Grandes objetivos para grandes retos |
| 15 / 6 / 2010 |
Los años 2008 y 2009 son años que recordaremos durante mucho tiempo y sobre los que, sin duda, debemos recapacitar y tener en cuenta para desarrollar las estrategias de negocio de los años venideros. La crisis subprime puso fin al esquema de refinanciación bancario existente generando una crisis crediticia cuya onda expansiva afectó a todo el planeta.
El sector de la auditoría comenzó el año con la idea de aumentar los honorarios de las auditorías debido, entre otras causas, al aumento de la carga de trabajo generado por la entrada en vigor del nuevo Plan General de Contabilidad. Una idea que se esfuma en el acto porque la falta de liquidez existente nos obliga no solo a no aumentar los honorarios sino a mantenerlos, reducirlos y a hacer frente a un retraso considerable en los pagos y a la pérdida de algunos clientes como consecuencia de la crisis.
Un año, sin duda, de grandes retos, mucho esfuerzo y gran entrega al cliente al que hay que ayudar y apoyar más que nunca. Un año en el que nuestro sector ha sufrido y se ha tenido que ajustar al nuevo ritmo pero que hemos capeado mejor que otros por nuestro marcado carácter multidisciplinar.
De esta forma el objetivo a futuro es claro, hay que trabajar en la consolidación de firmas de auditoría, consultoría y asesoría que ofrecen servicios integrales especializados y enfatizan la personalización, la disponibilidad, la ética laboral y la obtención de resultados. También, debido al carácter internacional de las empresas, hay que tener capacidad para asesorar a nuestros clientes, independientemente del mercado geográfico donde se realice la operación, con total garantía y capacidad de respuesta.

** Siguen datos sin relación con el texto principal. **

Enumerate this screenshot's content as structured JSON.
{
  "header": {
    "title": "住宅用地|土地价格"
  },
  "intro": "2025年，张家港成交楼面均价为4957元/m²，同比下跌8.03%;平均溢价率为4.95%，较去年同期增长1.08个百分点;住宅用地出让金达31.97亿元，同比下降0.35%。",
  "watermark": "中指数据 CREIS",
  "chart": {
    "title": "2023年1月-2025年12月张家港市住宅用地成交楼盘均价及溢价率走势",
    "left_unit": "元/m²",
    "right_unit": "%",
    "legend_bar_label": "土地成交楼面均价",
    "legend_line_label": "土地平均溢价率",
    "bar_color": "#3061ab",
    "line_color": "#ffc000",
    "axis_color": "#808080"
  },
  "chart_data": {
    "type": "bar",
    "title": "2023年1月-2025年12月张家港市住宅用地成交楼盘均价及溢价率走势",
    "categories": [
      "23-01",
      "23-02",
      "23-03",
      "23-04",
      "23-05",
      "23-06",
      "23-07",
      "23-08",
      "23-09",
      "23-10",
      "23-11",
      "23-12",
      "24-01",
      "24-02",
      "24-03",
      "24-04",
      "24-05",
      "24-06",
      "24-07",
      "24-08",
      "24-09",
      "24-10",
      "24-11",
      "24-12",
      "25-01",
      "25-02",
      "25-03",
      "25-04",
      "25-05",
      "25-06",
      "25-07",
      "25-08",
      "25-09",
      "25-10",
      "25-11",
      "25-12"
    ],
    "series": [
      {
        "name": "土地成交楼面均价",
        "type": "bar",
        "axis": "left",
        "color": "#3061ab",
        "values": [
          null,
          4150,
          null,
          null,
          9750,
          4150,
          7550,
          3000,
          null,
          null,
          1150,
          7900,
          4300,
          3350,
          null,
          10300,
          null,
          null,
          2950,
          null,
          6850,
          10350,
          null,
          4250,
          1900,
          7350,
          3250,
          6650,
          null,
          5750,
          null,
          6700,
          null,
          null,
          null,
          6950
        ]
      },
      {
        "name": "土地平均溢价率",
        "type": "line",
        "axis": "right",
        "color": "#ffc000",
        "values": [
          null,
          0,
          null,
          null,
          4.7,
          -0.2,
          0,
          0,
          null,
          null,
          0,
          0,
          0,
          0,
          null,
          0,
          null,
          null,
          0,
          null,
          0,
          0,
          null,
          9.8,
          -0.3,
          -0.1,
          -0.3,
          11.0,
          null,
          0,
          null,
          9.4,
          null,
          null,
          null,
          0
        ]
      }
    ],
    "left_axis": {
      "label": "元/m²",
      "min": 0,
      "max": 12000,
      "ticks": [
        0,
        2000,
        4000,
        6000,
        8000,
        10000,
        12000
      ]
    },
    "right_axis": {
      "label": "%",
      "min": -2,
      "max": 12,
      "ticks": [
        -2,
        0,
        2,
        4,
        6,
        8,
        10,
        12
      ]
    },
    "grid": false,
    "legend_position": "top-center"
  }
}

Esa consolidación de firmas multidisciplinares con una sólida estructura global debe ir acompañada de una apuesta clara por el gran activo de las firmas de servicios profesionales, el equipo humano. Profesionales altamente cualificados, con talento y creatividad, y una gestión de personal orientada a retener el talento y garantizar la rentabilidad del mismo.
Nos siguen aguardando grandes retos ya que el porvenir, pese a que se presenta más claro, es incierto lo que nos obliga a ser cautos, desarrollar y fortalecer nuevas líneas de negocio cuya demanda está en aumento, revisar de nuevo los planes estratégicos y estar bien posicionados para cuando la liquidez vuelva a los mercados y la economía repunte. A nuestro favor tenemos algo que ha quedado patente con la crisis: la necesidad de que la información financiera sea veraz y transparente, lo que convierte a la revisión de cuentas en algo indispensable.